What Zed AI gets right
Zed’s collaborative editing model is a genuine improvement for teams doing real-time pair programming with AI assistance. When two developers and an AI are working in the same file, the unified buffer model removes the context-switching cost that would otherwise come from switching between “editor” and “AI response panel” on every exchange. The AI writes where the humans write, which reduces cognitive overhead for tasks where the generation is short, the correctness bar is clear, and the review is fast.
Zed’s performance is also a real advantage for large files and complex codebases. The Rust-built rendering pipeline handles files that slow down Electron-based editors, and the native multi-buffer support (showing excerpts from multiple files in a single viewport) reduces the file-switching overhead that compounds during AI-assisted multi-file editing sessions.

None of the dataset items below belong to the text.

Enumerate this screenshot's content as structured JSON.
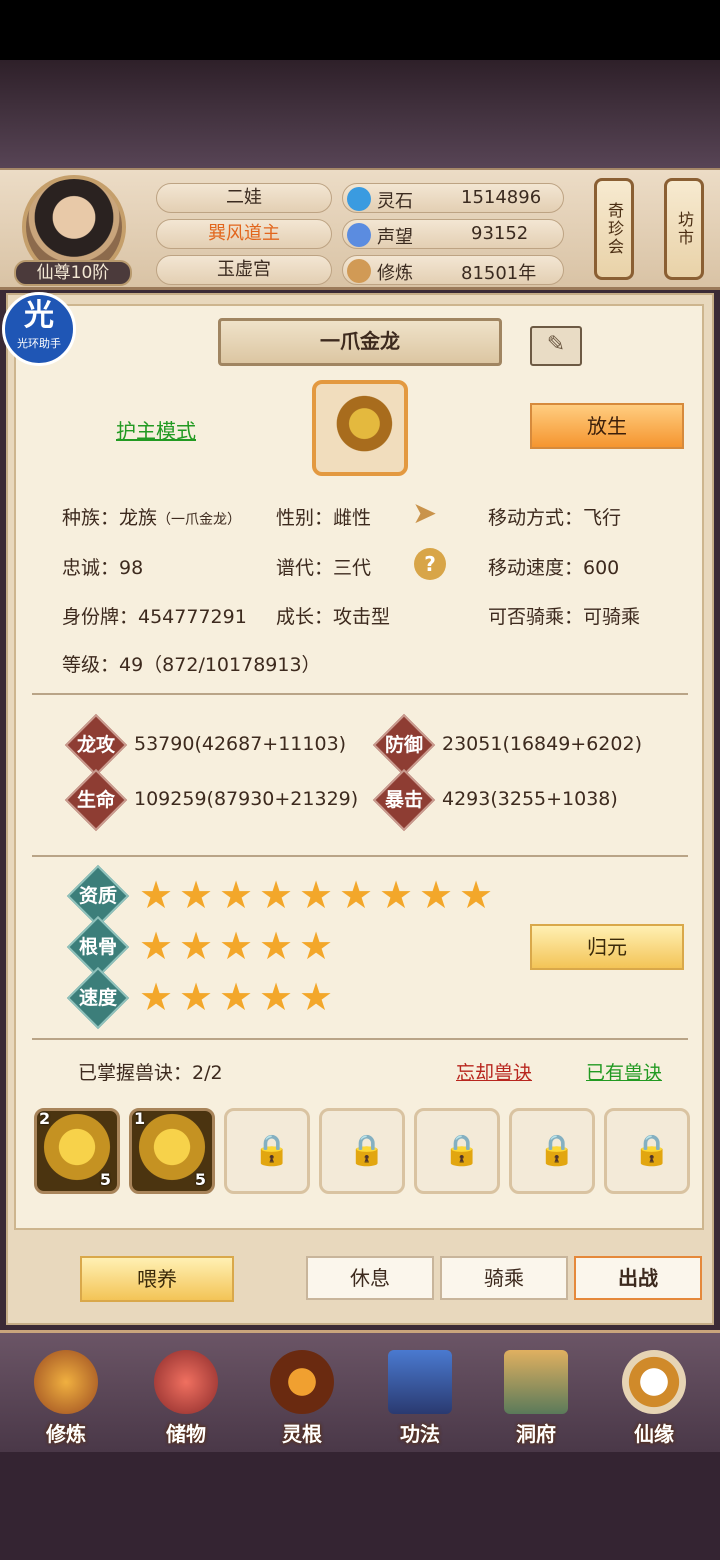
{
  "header": {
    "rank": "仙尊10阶",
    "names": [
      "二娃",
      "巽风道主",
      "玉虚宫"
    ],
    "stats": [
      {
        "label": "灵石",
        "value": "1514896",
        "icon": "spirit-stone-icon",
        "color": "#3a9be0"
      },
      {
        "label": "声望",
        "value": "93152",
        "icon": "reputation-crystal-icon",
        "color": "#5b8ce0"
      },
      {
        "label": "修炼",
        "value": "81501年",
        "icon": "meditation-icon",
        "color": "#d19a55"
      }
    ],
    "shop_buttons": [
      "奇珍会",
      "坊市"
    ]
  },
  "helper_badge": {
    "char": "光",
    "text": "光环助手"
  },
  "pet": {
    "name": "一爪金龙",
    "mode_link": "护主模式",
    "release_button": "放生",
    "info": {
      "race": "种族：龙族",
      "race_sub": "（一爪金龙）",
      "gender": "性别：雌性",
      "move_type": "移动方式：飞行",
      "loyalty": "忠诚：98",
      "generation": "谱代：三代",
      "move_speed": "移动速度：600",
      "id_tag": "身份牌：454777291",
      "growth": "成长：攻击型",
      "rideable": "可否骑乘：可骑乘",
      "level": "等级：49（872/10178913）"
    },
    "attrs": [
      {
        "tag": "龙攻",
        "value": "53790(42687+11103)"
      },
      {
        "tag": "防御",
        "value": "23051(16849+6202)"
      },
      {
        "tag": "生命",
        "value": "109259(87930+21329)"
      },
      {
        "tag": "暴击",
        "value": "4293(3255+1038)"
      }
    ],
    "quality": [
      {
        "tag": "资质",
        "stars": 9
      },
      {
        "tag": "根骨",
        "stars": 5
      },
      {
        "tag": "速度",
        "stars": 5
      }
    ],
    "reset_button": "归元",
    "skills_mastered": "已掌握兽诀：2/2",
    "forget_link": "忘却兽诀",
    "owned_link": "已有兽诀",
    "skill_slots": [
      {
        "level": "2",
        "count": "5"
      },
      {
        "level": "1",
        "count": "5"
      }
    ],
    "locked_slots": 5
  },
  "actions": {
    "feed": "喂养",
    "tabs": [
      "休息",
      "骑乘",
      "出战"
    ]
  },
  "nav": [
    "修炼",
    "储物",
    "灵根",
    "功法",
    "洞府",
    "仙缘"
  ]
}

The traps above appear specifically when the collaborative AI model is applied to larger or higher-stakes generation tasks where the evaluation burden is nontrivial — and where the buffer-native presentation makes it easy to stay in writing mode through a review that should have been done in review mode. Windsurf’s Cascade creates a related pattern: a generation model designed for long runs where watching the output in writing mode depletes the attention budget for the review that follows. The mode-switching problem is the shared root: AI tools that generate within the writing surface make it structurally harder to shift into evaluation mode before accepting.